Explosive or blast-wave accelerators are a member of the class of chemical catapult (artillery gun type) launch systems. In explosive accelerators, a projectile is accelerated either by a high explosive or by hydrogen gas that is compressed by an explosive (Wenzel and Gehring, 1965; Wenzel, 1987). Explosives such as Composition B, Octol, RDX, HMX9404, LX-10 and PBX 9010 are used for their high detonation velocities of 7 – 9 km/s. Examples of this concept include the air cavity launcher, the shaped-charge detonation launcher, the Voitenko implosion gun, and the blast-wave accelerator. The air cavity launcher uses a high explosive to accelerate a small projectile to 5.5 km/s (Clark et al., 1960; Kineke, 1960). The shaped-charge detonation launcher uses a high explosive to implode a conical metal liner, whereby the implosion fuses the liner into a thin liquid jet that accelerates a projectile to 16.5 km/s (Wenzel and Gehring, 1965). And the Voitenko implosion gun uses a high explosive to accelerate hydrogen gas, which in turn accelerates a thin disk to 40 km/s (Voitenko, 1964; Sawle, 1969).
The blast-wave accelerator is chosen as a recommended advanced propulsion concept because of its simplicity and very low system cost. Projectiles are accelerated by a series of hollow explosive rings that are detonated in rapid sequence causing a near-constant pressure to form at the base of the projectile, thereby generating a near-constant and large acceleration (Moore et al., 1965; Rodenberger, 1969; Rodenberger et al., 1970; Bakirov and Mitrofanov, 1976; Voitenko, 1990; Tarzhanov, 1991; Kryukov, 1995; Carrier et al., 1995; Tan et al., 1996; Takayama and Sasoh, 1998; Wilson and Tan, 2001). The gun can have a barrel (launch tube) or explosive rings that are supported by a top beam via inertial confinement (see Figures 4 and 5). The gun’s structure is simple since the principal change required to reload the gun is the replacement of the explosive rings and rudimentary structure. Plastic foam is used in steel launch tube designs to protect the tube from the explosion, and hydrogen gas flows near the tube axis. There are disposable designs that forgo the plastic foam in order to achieve higher hydrogen gas pressure. The projectile accelerations produced by a blast-wave accelerator are moderate compared to the other explosive accelerators. Payloads can have an apogee kick motor attached to circularize their trajectory and enter orbit. The overall system has nominal-to-low cost operation.

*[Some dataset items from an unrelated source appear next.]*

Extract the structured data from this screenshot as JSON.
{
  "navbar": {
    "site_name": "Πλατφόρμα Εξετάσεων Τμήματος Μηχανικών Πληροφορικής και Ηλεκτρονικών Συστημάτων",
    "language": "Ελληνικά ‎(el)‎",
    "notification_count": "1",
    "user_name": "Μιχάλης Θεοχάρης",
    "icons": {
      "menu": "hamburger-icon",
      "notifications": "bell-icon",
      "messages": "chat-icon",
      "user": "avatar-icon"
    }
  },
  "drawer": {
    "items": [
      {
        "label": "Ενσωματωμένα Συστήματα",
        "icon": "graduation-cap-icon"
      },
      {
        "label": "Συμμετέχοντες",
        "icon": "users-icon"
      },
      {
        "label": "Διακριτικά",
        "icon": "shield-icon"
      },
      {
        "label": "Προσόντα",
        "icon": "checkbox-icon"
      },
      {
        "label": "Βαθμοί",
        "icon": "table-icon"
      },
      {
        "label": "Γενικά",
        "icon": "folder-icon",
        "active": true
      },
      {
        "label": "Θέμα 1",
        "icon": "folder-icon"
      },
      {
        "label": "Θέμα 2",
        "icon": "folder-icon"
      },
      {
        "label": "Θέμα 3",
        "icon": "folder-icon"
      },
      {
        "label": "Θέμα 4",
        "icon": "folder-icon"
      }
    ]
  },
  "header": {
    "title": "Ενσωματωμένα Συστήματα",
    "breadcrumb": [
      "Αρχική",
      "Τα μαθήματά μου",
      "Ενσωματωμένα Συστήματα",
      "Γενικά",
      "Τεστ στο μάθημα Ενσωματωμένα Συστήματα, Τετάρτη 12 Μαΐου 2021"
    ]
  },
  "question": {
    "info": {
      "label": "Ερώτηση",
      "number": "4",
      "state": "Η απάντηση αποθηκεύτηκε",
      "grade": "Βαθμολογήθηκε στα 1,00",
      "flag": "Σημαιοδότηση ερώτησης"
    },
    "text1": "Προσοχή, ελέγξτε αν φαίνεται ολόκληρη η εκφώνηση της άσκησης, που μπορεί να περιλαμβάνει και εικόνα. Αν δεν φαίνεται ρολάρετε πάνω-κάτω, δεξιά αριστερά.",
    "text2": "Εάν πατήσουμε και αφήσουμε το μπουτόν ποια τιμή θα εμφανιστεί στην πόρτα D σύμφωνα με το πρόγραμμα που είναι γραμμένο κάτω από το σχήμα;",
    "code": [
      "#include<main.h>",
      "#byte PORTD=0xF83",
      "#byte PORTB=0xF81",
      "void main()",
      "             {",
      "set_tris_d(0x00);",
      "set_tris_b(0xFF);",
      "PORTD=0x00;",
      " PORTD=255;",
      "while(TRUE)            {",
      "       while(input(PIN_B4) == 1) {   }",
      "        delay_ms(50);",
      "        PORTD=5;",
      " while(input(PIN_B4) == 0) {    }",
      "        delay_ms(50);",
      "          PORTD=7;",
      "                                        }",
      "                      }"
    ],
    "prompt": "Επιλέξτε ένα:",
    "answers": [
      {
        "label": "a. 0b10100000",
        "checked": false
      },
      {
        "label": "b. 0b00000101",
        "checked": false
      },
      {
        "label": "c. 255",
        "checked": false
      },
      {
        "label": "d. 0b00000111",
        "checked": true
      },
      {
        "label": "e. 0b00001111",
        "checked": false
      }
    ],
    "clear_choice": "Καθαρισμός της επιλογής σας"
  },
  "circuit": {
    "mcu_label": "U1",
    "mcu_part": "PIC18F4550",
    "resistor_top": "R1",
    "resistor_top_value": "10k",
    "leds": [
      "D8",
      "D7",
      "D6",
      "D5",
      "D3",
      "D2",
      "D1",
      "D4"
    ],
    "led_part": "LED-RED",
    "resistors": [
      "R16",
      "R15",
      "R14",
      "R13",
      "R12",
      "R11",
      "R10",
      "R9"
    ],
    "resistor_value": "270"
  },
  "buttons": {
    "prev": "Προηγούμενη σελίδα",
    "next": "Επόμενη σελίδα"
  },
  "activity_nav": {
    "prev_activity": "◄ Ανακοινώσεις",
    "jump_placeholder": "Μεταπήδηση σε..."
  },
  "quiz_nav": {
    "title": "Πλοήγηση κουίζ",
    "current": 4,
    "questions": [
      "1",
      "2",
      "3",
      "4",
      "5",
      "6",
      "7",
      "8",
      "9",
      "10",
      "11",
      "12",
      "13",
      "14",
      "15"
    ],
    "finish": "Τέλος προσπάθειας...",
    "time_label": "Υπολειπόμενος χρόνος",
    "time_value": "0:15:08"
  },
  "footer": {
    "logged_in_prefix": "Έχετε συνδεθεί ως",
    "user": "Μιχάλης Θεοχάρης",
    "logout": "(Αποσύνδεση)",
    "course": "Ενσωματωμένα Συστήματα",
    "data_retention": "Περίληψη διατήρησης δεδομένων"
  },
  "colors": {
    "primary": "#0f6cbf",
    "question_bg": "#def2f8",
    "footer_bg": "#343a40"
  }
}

The salient features of the blast-wave accelerator (Bekey, 2003):
• This system is a one-stage gun launcher, which can directly place payloads into orbit
• This is a lower-cost launch system that can orbit small dense payloads or multiple modules designed to be assembled in orbit
• This system can launch commodities and small spacecraft with electronics
• This system can ballistically deliver a warhead (oriented projectiles or explosives, undersea homing torpedoes, etc.) or payload anywhere on the globe:
* it can be used as a precision strike weapon with global reach
* it can achieve strike precision at near-orbital speed
* it has artillery-like operations, complexity and cost
* it can be based anywhere
* it possesses excellent stealth (i.e., it has no exhaust plume)
* it has affordability, ferocity, and quick reaction time
• The Blast-Wave Accelerator:
* is of Russian origin
* is a concept that has been verified by NASA studies
* is state-of-the-art technology
• Estimated launch cost: $200 – 2,000/kg of payload, depending on construction and refurbishment options
• 15 m barrel generates 300,000 g acceleration
• 40 m barrel generates 100,000 g acceleration
• Longer barrel generates lower launch acceleration
• Russian experiments indicate that Mach 27 projectile/payload velocity is achievable
• Payload mass fraction is 70 – 95%
It should be noted that experiments have demonstrated that electronic circuits and components (including vacuum tube electronics) can withstand accelerations up to and above 100,000 g and continue to function.
This is an overlooked, promising near-term concept. It does not require the development of new technology or technology risk reduction. This concept has not been in development for reasons involving politics, agenda, legacy, or simple resistance to different ways of doing things. This concept possesses substantial unrealized benefits and it can be implemented right now to meet most unmanned mission requirements.